Early Arkansas History was known for colorful figures. Scandals that would ruin a modern politician often went unnoticed in the state in those days. In an increasingly chaotic time, William K. Sebastian emerged to become a judge, legislator, and U. S. Senator. Sebastian was a quiet figure in a time known for its larger-than-life characters and outlandish politics.

Born William King Sebastian in 1812, he came from a modest background. He was raised in central Tennessee. As a young man, he graduated in 1834 from Columbia College. He studied law and was admitted to the Arkansas bar in 1835.

With a law license in hand, he settled in Helena, a prosperous and growing port city on the Mississippi River. Residents elected him district attorney for the fourth territorial circuit court in 1835. After his term ended in 1837 and with Arkansas now a state, he turned his attention elsewhere. He bought a cotton plantation and married in 1838 while tending his law practice. He was elected judge for the six-county First District Circuit Court in 1840. He served for two years on the Arkansas Supreme Court before being elected to the state senate in 1844 and made president pro tempore of the Senate for the seven-week 1845 session. Sebastian had steadily climbed the political ladder and enjoyed a reasonably successful career in elected offices up to this point.

Sen. Chester Ashley died in April 1848. Sebastian, though he had tried and failed to win a U. S. Senate seat in the past, was appointed to fill the remainder of Ashley’s term. At the time, U. S. Senators were elected by the state legislatures. Direct popular elections of Senators were not established until the Seventeenth Amendment was ratified in 1913. Sebastian was elected with wide bipartisan support in the legislature in 1849.

In 1849, he was named chairman of the Senate Committee on Manufactures, a post he held for four years. In 1851, Arkansas legislators established Sebastian County, on the state’s western border, in his honor. As a Senator, he faithfully supported legislation friendly to the South, including components of the 1850 Compromise and the Gadsden Purchase in 1853.

Sebastian also served as chairman of the Indian Affairs Committee from 1853 until 1861. The state’s position on the border of the Indian Territory (modern-day Oklahoma) made the issue a special consideration for Arkansas congressional delegation. Part of Sebastian’s efforts included support for putting the western tribes onto reservations. Sebastian’s committee supported the creation of several, including one in southern California.

The California Superintendent for Indian Affairs named the new reservation for Sebastian. Also called the Tejon Reservation, it was the first in California. Since the 1849 Gold Rush, miners and farmers had put increasing pressure on the tribes to abandon their ancestral lands and for the federal government to take control of the tribes. The plan was for the tribes to become self-sufficient as farmers, and several hundred tribesmen eventually arrived. Like so many other early federal reservation plans, the Sebastian Reservation became a disaster. Officials reported only one to two acres under cultivation for each person on the reservation. These reports were compounded by droughts, crop failures, and food shortages. The reservation was disbanded in 1864.

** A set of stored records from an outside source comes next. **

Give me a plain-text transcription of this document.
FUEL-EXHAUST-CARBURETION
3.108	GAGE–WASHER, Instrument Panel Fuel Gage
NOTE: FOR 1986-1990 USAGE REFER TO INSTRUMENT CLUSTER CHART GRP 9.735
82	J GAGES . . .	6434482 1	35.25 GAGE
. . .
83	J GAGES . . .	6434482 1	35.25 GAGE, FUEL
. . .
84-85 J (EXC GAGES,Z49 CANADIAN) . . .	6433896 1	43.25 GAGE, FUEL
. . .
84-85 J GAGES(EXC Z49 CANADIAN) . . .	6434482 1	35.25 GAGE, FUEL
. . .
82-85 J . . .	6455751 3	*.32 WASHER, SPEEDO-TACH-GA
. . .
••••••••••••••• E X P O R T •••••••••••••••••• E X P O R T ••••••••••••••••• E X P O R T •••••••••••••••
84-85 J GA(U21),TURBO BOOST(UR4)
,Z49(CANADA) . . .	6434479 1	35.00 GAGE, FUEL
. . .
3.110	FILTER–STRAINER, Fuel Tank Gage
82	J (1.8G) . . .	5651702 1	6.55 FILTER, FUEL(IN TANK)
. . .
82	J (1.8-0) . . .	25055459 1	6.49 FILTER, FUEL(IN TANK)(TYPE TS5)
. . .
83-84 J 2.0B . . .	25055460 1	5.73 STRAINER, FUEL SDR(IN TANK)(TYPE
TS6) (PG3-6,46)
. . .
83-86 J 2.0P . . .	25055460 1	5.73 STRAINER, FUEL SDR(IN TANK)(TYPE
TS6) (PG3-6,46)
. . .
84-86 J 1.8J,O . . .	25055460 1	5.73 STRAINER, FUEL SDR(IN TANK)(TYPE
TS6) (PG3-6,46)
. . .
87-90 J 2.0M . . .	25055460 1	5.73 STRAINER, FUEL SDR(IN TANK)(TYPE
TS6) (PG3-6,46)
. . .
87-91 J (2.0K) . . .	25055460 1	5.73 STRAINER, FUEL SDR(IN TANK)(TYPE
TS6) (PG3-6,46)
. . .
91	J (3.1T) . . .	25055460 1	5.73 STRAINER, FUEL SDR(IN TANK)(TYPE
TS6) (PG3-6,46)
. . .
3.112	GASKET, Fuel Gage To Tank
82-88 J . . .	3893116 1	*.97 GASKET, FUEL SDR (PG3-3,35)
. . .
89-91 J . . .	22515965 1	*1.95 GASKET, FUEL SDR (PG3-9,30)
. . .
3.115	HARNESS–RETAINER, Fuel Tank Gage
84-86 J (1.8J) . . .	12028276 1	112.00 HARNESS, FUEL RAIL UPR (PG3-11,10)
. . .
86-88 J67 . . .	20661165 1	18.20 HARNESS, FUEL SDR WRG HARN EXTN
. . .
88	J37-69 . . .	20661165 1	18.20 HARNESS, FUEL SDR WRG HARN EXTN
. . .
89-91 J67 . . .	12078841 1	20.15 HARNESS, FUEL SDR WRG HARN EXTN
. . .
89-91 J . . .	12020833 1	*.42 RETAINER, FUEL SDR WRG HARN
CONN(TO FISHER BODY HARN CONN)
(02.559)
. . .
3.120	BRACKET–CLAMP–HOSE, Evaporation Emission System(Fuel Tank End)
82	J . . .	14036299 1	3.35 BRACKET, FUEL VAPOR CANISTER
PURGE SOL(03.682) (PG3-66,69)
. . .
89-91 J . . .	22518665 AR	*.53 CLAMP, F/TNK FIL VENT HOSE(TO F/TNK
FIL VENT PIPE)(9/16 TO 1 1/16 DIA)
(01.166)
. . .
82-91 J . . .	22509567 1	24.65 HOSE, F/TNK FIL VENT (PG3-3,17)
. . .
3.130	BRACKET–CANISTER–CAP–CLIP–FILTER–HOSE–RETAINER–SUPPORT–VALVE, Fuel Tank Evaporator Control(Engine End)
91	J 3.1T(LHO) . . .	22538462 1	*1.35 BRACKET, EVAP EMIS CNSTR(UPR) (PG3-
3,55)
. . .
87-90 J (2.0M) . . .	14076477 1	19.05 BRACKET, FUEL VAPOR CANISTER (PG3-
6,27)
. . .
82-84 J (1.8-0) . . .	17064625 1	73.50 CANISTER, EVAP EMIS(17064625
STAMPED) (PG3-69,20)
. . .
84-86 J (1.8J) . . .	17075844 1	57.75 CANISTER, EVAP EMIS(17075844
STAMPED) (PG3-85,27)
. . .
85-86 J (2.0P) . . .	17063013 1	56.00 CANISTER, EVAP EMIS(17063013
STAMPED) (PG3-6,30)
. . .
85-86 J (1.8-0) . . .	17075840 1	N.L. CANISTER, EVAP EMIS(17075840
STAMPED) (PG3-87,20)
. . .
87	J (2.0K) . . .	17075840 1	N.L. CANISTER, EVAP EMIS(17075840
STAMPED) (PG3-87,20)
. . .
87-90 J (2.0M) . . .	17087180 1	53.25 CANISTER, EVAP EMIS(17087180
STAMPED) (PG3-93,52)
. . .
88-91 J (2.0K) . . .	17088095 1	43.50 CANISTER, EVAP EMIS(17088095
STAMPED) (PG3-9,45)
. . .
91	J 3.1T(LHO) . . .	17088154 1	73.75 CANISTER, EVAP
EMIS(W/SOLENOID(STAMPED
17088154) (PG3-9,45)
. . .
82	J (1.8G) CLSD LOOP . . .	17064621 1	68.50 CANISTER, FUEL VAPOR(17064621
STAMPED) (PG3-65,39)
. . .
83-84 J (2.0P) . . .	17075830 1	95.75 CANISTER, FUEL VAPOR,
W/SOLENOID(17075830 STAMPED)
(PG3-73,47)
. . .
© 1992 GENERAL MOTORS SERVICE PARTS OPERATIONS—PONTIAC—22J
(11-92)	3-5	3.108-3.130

Legislators re-elected Sebastian in 1860. Arkansas seceded from the Union just a few months later. In response, on July 11, Sebastian and the state’s other Senator, Charles Mitchel, were expelled from the Senate for their support of secession.

Though he was not involved in the fighting, the years of the Civil War were devastating for him. He watched his fortune fall away. Legislators sent others to represent Arkansas in the Confederate Senate. By 1863, with most of the state in Union hands, President Abraham Lincoln was anxious to lure lukewarm Confederates back over to the Union side in order to hasten the end of the war. Though Lincoln was favorable to Sebastian finishing his term, which was originally scheduled to run through 1866, Sebastian sadly concluded that his war-weary former colleagues in the Senate were unlikely to change their minds. After Helena fell to the Union Army in July 1863, Sebastian left Arkansas for Memphis where he struggled to set up a new law practice. In 1864, his wife died. Sebastian died suddenly in May 1865, just weeks after the Confederate surrender. He was only 53.

What role he could have played in Reconstruction is uncertain. As it was, the post-war period was fraught with instability, violence, and corruption aside from the limited rights that newly freed slaves were afforded. Most pre-war southern politicians saw their political careers washed away by the tides of war, and Sebastian was no exception. A new generation of southern leadership was emerging and clashing over what type of South would emerge from the ruins of the Confederacy. Sebastian would fade into obscurity.